Ko no Morono (Taka no Mronao) in the Play Chushingura
- Date:
- 1860s
- Medium:
- Color woodblock print
- Source:
- Art Institute of Chicago
Description
Ko no Morono (Taka no Mronao) in the Play Chushingura, recorded by the Art Institute of Chicago with a date of 1786, gives Utagawa Toyokuni's account of the villain whose insult sets the entire revenge narrative of Chushingura in motion. Renamed Ko no Morono (or Moronao) in the play to avoid direct reference to the historical Kira Yoshinaka, the character is a high-ranking official whose abuse of Lord Enya Hangan ultimately drives the latter to commit ritual suicide and his forty-seven retainers to undertake their famous vendetta. Toyokuni's design treats Morono with the visual rhetoric of [yakusha-e](/glossary/yakusha-e) at its most charged: heavy robes, an exaggerated pose, and facial features that emphasize his arrogance and cruelty.

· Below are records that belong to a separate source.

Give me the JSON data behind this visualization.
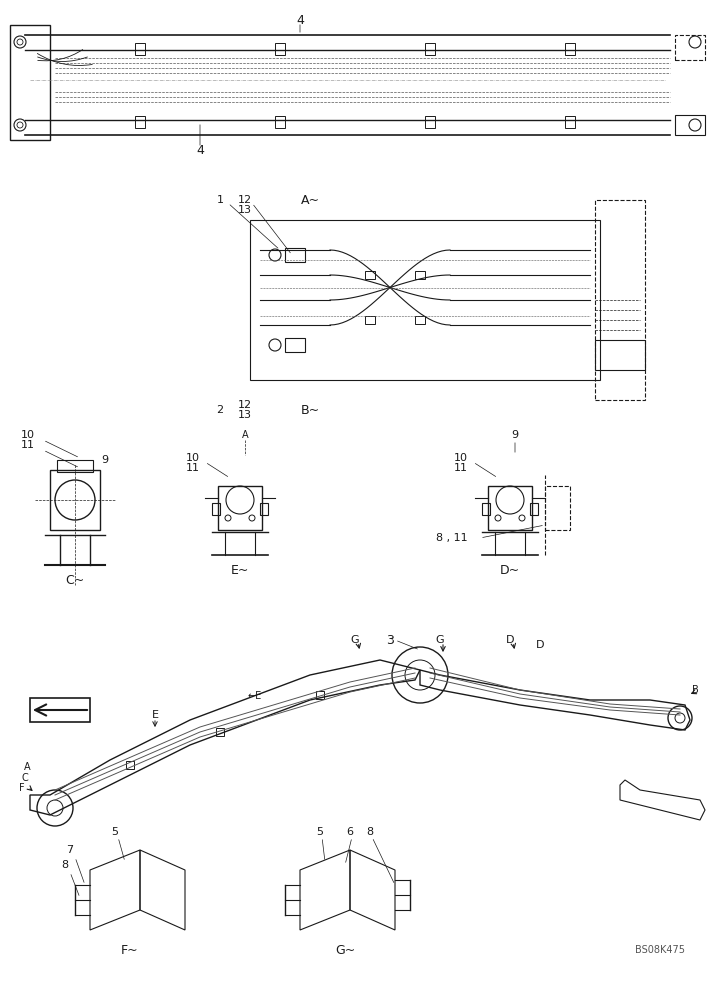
{
  "background_color": "#ffffff",
  "line_color": "#1a1a1a",
  "light_gray": "#888888",
  "medium_gray": "#555555",
  "dark_gray": "#333333",
  "watermark": "BS08K475",
  "labels": {
    "view_A": "A~",
    "view_B": "B~",
    "view_C": "C~",
    "view_D": "D~",
    "view_E": "E~",
    "view_F": "F~",
    "view_G": "G~"
  },
  "part_numbers": [
    "1",
    "2",
    "3",
    "4",
    "5",
    "6",
    "7",
    "8",
    "9",
    "10",
    "11",
    "12",
    "13"
  ],
  "title_fontsize": 9,
  "label_fontsize": 8,
  "num_fontsize": 8
}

As Edo [ukiyo-e](/glossary/ukiyo-e), the print taps into one of the period's most powerful theatrical franchises. Chushingura ran in many versions on the kabuki and joruri stages and was the subject of countless prints in which actors became inseparable from the characters they embodied. Utagawa Toyokuni's role in shaping this iconography was decisive; his actor prints helped establish a vocabulary that later Utagawa designers, including Kunisada, would inherit and extend. The Art Institute of Chicago catalogues the sheet as Toyokuni I, preserving it both as a record of a particular 1780s performance and as one node in the dense network of ukiyo-e prints that built around the Chushingura legend.